Wouldn’t it be liberating if we could share this attitude towards anxiety, accepting it as a natural component of our everyday lives? Let’s look at three inspiring ways for turning anxiety into power:
1. Accept the reality- face the feeling of anxiety and admit that you are feeling anxious. Anxiety is just a feeling, like any other. Realizing that you are simply undergoing an emotional reaction makes it easier for you to accept it. Once you accept and become more comfortable with this feeling you can eliminate thoughts that worsen it.

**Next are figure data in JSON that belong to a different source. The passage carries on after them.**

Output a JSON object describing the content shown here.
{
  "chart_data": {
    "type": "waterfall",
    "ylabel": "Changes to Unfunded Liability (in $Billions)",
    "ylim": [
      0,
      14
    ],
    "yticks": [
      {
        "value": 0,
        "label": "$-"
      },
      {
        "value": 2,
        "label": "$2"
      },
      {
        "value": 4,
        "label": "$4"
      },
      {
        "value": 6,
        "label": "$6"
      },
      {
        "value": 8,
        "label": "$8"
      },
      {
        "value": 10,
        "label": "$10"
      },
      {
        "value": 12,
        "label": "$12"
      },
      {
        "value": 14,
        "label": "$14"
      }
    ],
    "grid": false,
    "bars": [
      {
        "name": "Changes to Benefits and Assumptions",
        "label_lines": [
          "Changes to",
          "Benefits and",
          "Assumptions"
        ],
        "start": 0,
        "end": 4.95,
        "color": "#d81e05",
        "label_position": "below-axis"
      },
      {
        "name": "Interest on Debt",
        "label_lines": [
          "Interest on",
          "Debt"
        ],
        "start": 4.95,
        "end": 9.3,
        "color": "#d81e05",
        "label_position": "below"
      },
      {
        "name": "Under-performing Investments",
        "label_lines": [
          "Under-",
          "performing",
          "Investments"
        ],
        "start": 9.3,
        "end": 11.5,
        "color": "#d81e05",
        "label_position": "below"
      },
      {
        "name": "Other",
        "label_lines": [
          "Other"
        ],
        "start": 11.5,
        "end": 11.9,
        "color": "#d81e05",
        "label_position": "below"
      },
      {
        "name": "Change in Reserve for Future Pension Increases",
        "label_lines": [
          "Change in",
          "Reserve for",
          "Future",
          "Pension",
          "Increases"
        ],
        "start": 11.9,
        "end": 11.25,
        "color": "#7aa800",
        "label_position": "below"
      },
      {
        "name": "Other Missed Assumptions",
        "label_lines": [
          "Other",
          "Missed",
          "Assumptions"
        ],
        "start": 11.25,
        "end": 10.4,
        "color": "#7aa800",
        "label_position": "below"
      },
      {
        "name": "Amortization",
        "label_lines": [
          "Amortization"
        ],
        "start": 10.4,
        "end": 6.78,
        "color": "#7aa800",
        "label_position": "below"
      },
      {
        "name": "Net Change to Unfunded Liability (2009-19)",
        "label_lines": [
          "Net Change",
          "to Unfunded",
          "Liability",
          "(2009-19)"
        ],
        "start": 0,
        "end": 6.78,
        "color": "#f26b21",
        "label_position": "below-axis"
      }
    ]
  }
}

2. Question your thoughts- challenge the thought process that is running through your mind. When we get anxious, we tend to develop most gloomy scenarios that are very unlikely to occur in reality. Perhaps you are paralysed by the thought of delivering a presentation or giving a speech at a family gathering. Ask yourself few useful questions, i.e. is my worry realistic, what’s the worse situation that may happen, how likely is it to happen and what I may do to prepare myself for such situation.
3. Reframe anxiety as excitement- public speaking, going through exams, attending a job interview or performing in front of people, all these situations can fill us with anxiety. But instead of trying to suppress the feeling and forcing yourself to calm down, allow yourself to get excited. Anxiety can be very debilitating when it leads to inaction. To avoid, that, focus on possibility, visualize the success and how you feel once the ‘testing time’ is over. Turning your anxiety into excitement will help you to become a more persuasive and competent performer.
The more time you spend on clarifying your feelings and emotions ‘here and now’ the calmer you will become. You learn to remind yourself that this is ‘just anxiety’, and while it may not be ideal, it is certainly not intolerable.